ESG commitments for 2030 are high on the boardroom agenda, but are we asking the right questions?
The big money question is, even if we meet our sustainability targets, does that secure the social conditions and environmental resources that we will need for businesses to operate in the future?
Across the City, a viewpoint on how corporate sustainability strategies and commitments need to deliver more for businesses is growing, and many firms are looking into a new approach for how businesses need to deliver more focused rather than broader action to unlock transformation, progress and returns.
The transition towards more meaningful change is largely driven by using sustainability performance data, coupled with proactive leadership and communications actions.
To discuss these challenges, City A.M. sat down with Kathleen Enright, managing director of City consultancy firm Salterbaxter, to gain her view on corporate sustainability commitments as we consider progress in the business world in the fast diminishing ‘decade of action’ to 2030.
“We need to alter our perception of a company’s performance and value when it comes to assessing their sustainability commitments”, said Enright.
“This means a shift from evaluating business reputation based on perception to measuring actual sustainability performance against the benchmark of a sustainable future.”
“Some CEOs are starting to make that mindset change,” Enright continued.

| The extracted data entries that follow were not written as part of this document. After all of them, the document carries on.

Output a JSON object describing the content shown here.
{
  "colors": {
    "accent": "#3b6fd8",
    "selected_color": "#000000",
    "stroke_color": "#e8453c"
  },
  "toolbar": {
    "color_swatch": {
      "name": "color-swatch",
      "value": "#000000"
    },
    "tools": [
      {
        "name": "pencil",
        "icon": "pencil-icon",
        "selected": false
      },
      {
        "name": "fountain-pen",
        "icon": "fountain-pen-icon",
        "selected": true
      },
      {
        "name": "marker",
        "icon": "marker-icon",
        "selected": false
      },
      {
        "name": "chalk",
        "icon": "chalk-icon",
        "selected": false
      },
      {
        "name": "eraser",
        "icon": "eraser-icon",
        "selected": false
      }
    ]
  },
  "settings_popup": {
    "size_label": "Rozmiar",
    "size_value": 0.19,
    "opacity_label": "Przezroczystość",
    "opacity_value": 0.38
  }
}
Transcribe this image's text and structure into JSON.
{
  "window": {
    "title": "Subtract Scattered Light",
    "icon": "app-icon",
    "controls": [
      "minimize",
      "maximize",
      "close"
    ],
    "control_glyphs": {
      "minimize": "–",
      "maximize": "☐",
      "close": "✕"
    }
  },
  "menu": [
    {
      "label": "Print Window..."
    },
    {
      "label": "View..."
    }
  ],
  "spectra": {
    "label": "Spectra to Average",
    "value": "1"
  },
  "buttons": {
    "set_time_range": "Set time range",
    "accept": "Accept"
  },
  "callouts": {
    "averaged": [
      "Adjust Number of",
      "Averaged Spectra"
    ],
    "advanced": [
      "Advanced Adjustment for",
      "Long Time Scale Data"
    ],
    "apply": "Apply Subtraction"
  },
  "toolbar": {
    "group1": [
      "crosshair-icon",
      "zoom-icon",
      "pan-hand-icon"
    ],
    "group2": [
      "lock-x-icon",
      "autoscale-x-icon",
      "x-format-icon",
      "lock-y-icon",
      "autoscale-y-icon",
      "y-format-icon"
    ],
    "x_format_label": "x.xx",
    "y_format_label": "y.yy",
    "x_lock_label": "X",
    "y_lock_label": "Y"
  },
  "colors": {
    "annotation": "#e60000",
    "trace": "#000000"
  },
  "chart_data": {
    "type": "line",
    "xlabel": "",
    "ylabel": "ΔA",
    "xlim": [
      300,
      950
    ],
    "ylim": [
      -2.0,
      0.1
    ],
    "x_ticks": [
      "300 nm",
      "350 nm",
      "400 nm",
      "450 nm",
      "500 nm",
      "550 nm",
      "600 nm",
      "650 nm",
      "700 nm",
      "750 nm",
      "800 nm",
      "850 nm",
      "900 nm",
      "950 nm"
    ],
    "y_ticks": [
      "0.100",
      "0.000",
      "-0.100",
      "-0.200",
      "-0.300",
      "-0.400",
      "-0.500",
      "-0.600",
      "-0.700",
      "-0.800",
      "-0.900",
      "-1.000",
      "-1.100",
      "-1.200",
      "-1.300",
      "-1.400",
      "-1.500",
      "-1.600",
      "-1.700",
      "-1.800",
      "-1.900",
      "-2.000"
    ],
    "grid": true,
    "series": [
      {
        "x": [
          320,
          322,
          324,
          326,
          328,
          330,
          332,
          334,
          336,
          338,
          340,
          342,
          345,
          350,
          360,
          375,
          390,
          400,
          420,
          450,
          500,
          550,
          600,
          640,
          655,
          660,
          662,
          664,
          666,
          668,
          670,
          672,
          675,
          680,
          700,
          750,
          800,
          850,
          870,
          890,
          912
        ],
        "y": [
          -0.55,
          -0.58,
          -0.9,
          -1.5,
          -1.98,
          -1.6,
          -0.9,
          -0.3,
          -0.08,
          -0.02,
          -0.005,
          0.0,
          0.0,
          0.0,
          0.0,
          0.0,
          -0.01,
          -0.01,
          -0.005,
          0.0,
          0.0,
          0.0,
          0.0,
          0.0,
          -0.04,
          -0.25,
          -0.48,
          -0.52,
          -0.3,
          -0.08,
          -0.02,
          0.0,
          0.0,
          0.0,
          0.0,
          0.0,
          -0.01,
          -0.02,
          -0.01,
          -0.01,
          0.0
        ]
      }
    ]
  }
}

“Traditionally, the CEO’s view of sustainable performance was ‘better than before’ or ‘better than my peers’. We are now seeing a shift towards ‘are we doing enough in the time we have left'? It’s a reassuring movement but something we need to try to accelerate.”
A broader meaning
With the focus on net zero, many have fallen into the trap of carbon tunnel vision.
“Some companies have made genuine shifts towards sustainable business practices, but many remain stuck in a myriad of generic claims and commitments,” said Enright.
“Businesses need to move out of a ‘running with the pack’ mentality as their messages become diluted and fail to create the understanding and behaviour change they need.”
Companies need to take a total systems view.
Indeed, while traditionally companies have been specifically focused on emissions when talking about net zero, they need to think about net zero in its broadest sense – in terms of its total negative impact: on communities, nature, waste streams, and so on. A changing comprehension of net zero will be symbolic of this changing mindset.
“Net zero is something we need to be striving for, but we need to look at it in a connected way,” said Enright. “Net zero must remain the aim for businesses, but now it’s time for us to look at it in a deeper, more holistic way across the entire business. This is a complex, but essential, shift.”
Enright explained that data will play an increasingly critical role in this shift – not just in creating transformation but measuring that transformation too.
However, the majority of data tools on the market are focused on ESG, for the investment or insurance audience – the user case being primarily one of mitigating risk.
These tools are failing to advise boardrooms where they need to focus and what action they need to lean into to accelerate progress and deliver on their sustainability claims, promises and impact.
“A true net zero mindset requires us to track and monitor not just ESG performance but fundamentally contributions to the sustainable development goals,” stressed Enright.
“We need to highlight the gaps between the commitments companies set vs the remaining gap to delivering a sustainable future.”
“And then we need to be able to pinpoint which actions to focus on to deliver transformation and unlock progress. That’s not something that can happen with a broad approach.”
Enright concluded by pointing out that for businesses to make the kind of meaningful changes that go with an evolved mindset, all of their insights need to be focused on benchmarking against the UN SDGs and a net zero impact future rather than just keeping ahead of peers and legislation.